También os animo a ser profetas de esperanza, con los ojos fijos en el futuro, allí donde el Espíritu empuja, para continuar a hacer grandes cosas con vosotros (cf. Vita consecrata, 110). San Hilario de Poitiers, en su Comentario sobre los Salmos (118, 15, 7), se hizo eco de una pregunta que muchos planteaban y todavía plantean a los cristianos de hoy: «¿Dónde está, oh cristianos, vuestra esperanza». Como consagrados sabemos que no podemos hacer oídos sordos a esa pregunta.
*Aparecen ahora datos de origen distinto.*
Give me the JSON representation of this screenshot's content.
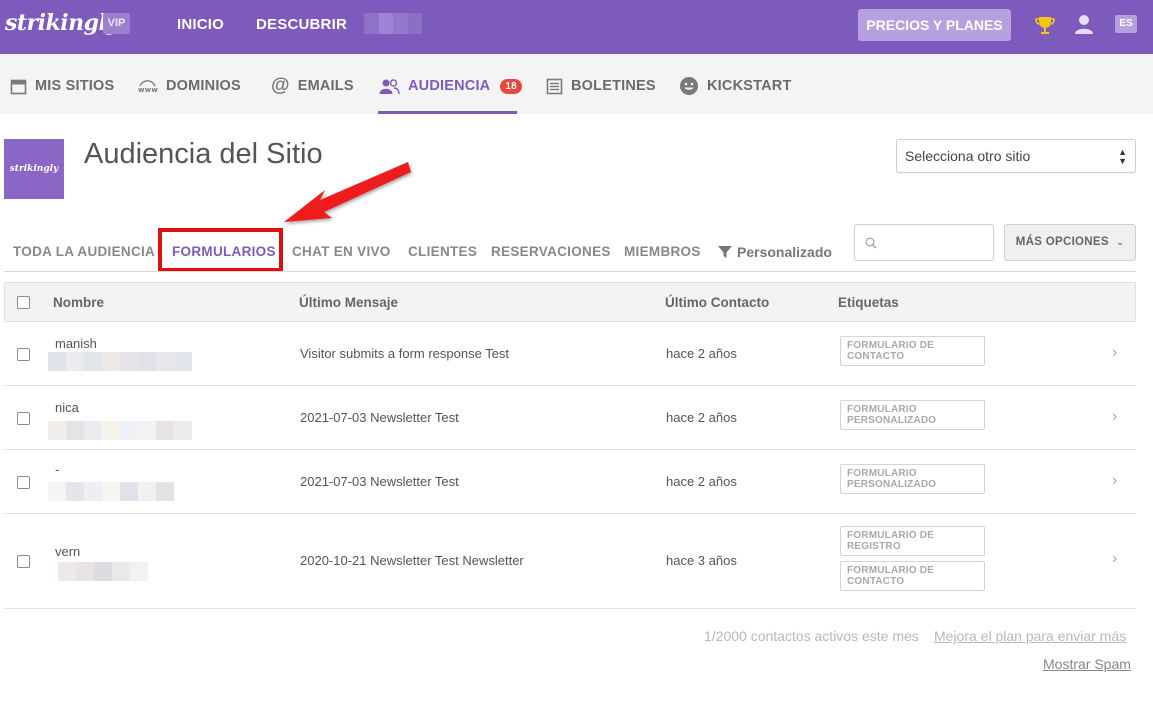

Como todos los discípulos de Jesús, sabemos que la esperanza para nosotros es una responsabilidad, porque hemos sido llamados a responder a cualquier persona que nos pida razones (cf. 1 P 3,15). La esperanza que no defrauda no se basa en los números o en las obras, sino en Aquel para quien nada es imposible (cf. Lc 1,37).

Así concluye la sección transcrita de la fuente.